Pertama, pada akhir 2015, Ferdinando Armeni, presiden klub wanita Sporting Locri, mendapatkan intimidasi dengan gaya mafia lewat pesan seluler agar ia segera membubarkan timnya. Setelah itu, menjelang Piala Dunia Wanita 2019, Sergio Vessicio menyebut bahwa seorang hakim garis wanita seharusnya tidak ditugaskan untuk menjadi hakim garis dalam sebuah pertandingan karena tampak “mengganggu." Terakhir, Fulvio Colovati, pandit sekaligus mantan anggota timnas Italia di Piala Dunia 1982, dilarang tampil di telivisi karena meremehkan pengetahuan wanita dalam sepakbola.
Dari tiga kejadian itu, apa yang dilakukan Collovati paling banyak mendapatkan sorotan. Saat itu, dilaporkan The Local, Collovati tidak terima ketika seorang wanita membicarakan taktik sepakbola.

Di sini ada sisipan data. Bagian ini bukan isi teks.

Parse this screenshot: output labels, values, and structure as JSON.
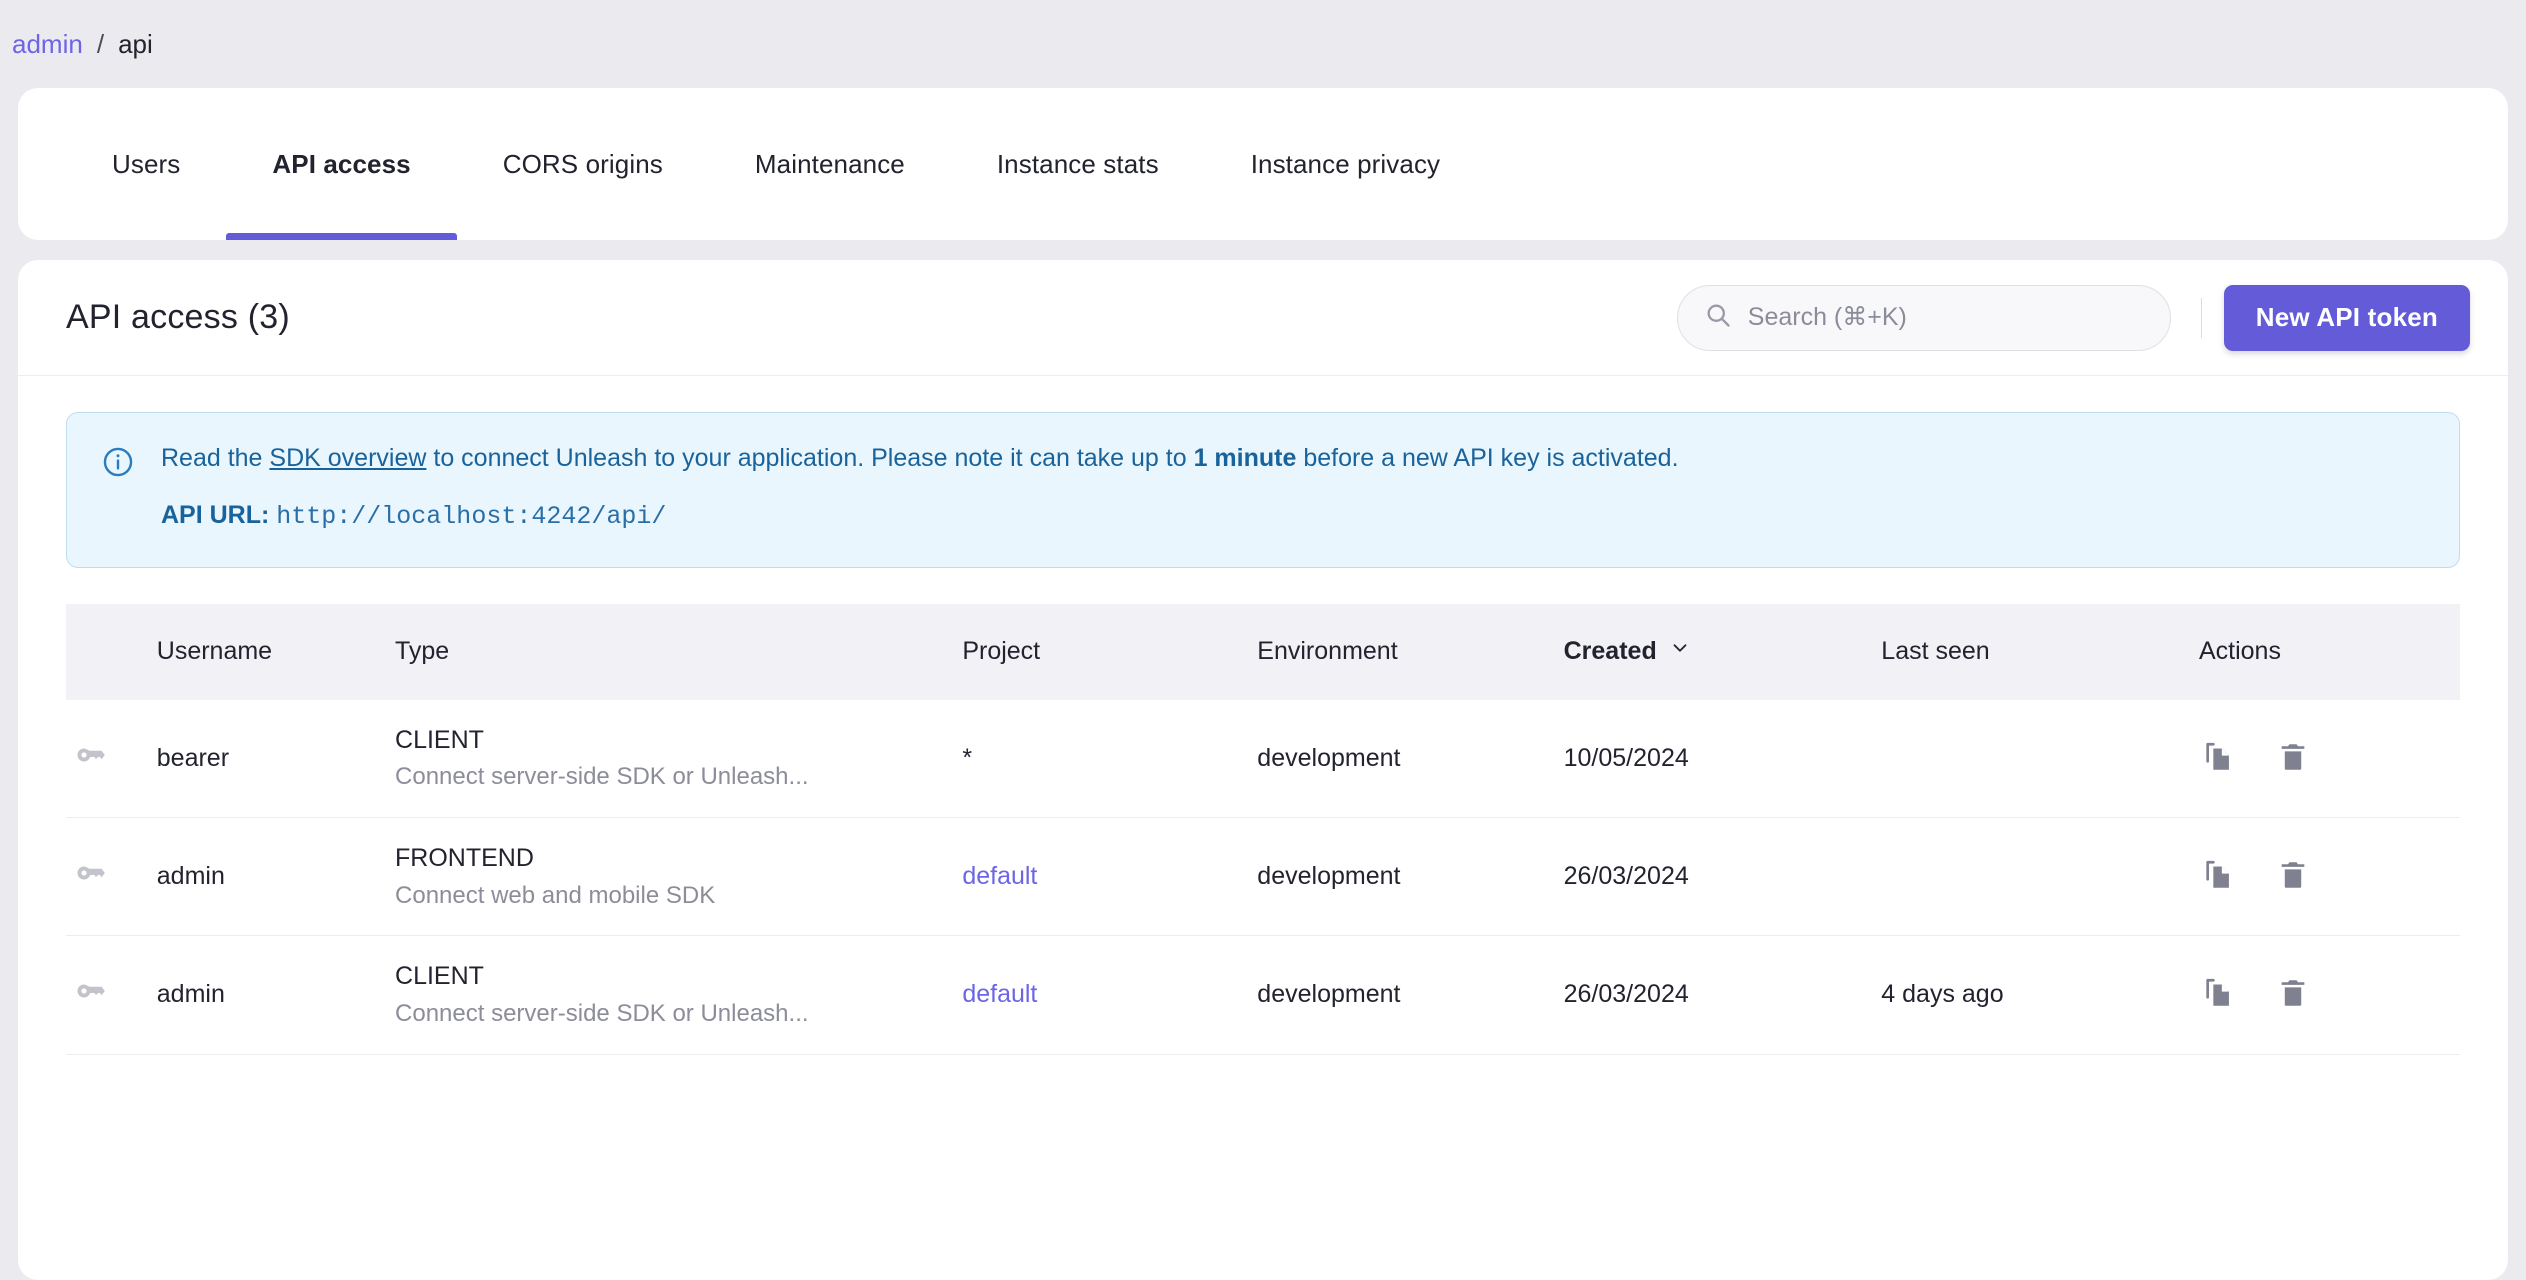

Ia mengaku, jika ia mendengarkan seorang wanita membicarakan taktik, maka itu bisa membuat perutnya melintir.
“Jika dia [seorang wanita] membicarakan pertandingan atau hasilnya, itu tidak masalah. Tapi, dia tidak dapat membicarakan taktik karena mereka tidak akan bisa mengerti layaknya laki-laki,” kata Collovati.
Pendapat Collovati tersebut lantas mendapatkan respons dari publik Italia, salah satunya dari Milena Bertolini, pelatih timnas wanita Italia. Bertolini geram. Ia lantas menyebut Collovati “primitif”, sekaligus menantang mantan bek AC Milan, Inter, dan Roma itu menonton pertandingan wanita level tertinggi guna mengubah pemikirannya.
Yang menarik, setelah Italia berhasil mengantarkan timnas wanita Italia lolos ke perempat-final Piala Dunia Wanita untuk pertama kalinya sejak 1991 silam, Bertolini barangkali tak perlu bertindak sejauh itu. Ia sudah mampu memberi bukti bahwa, dalam urusan taktik, wanita tak kalah hebat dari laki-laki dalam meracik taktik.
Selain itu, lewat penampilan timnas wanita Italia, Bertolini juga berhasil memberi dorongan nyata terhadap perkembangan sepakbola wanita di Italia: saat seksisme menghantam secara bertubi-tubi, sepakbola wanita akan selalu bangkit untuk menjadi lebih kuat.
“Aku percaya bahwa penampilan timnas Italia di Piala Dunia 2019 bisa membuat sepakbola wanita kembali mendapatkan tempat di Italia,” tutur Bertolini. “Aku tahu bahwa perubahan kultur selalu datang secara lambat. Namun tim ini, dengan apa yang mereka hasilkan di atas lapangan, telah mampu menghancurkan prasangka dan hambatan yang ada... dan itu adalah misi yang diemban oleh tim ini selama berada di Prancis.”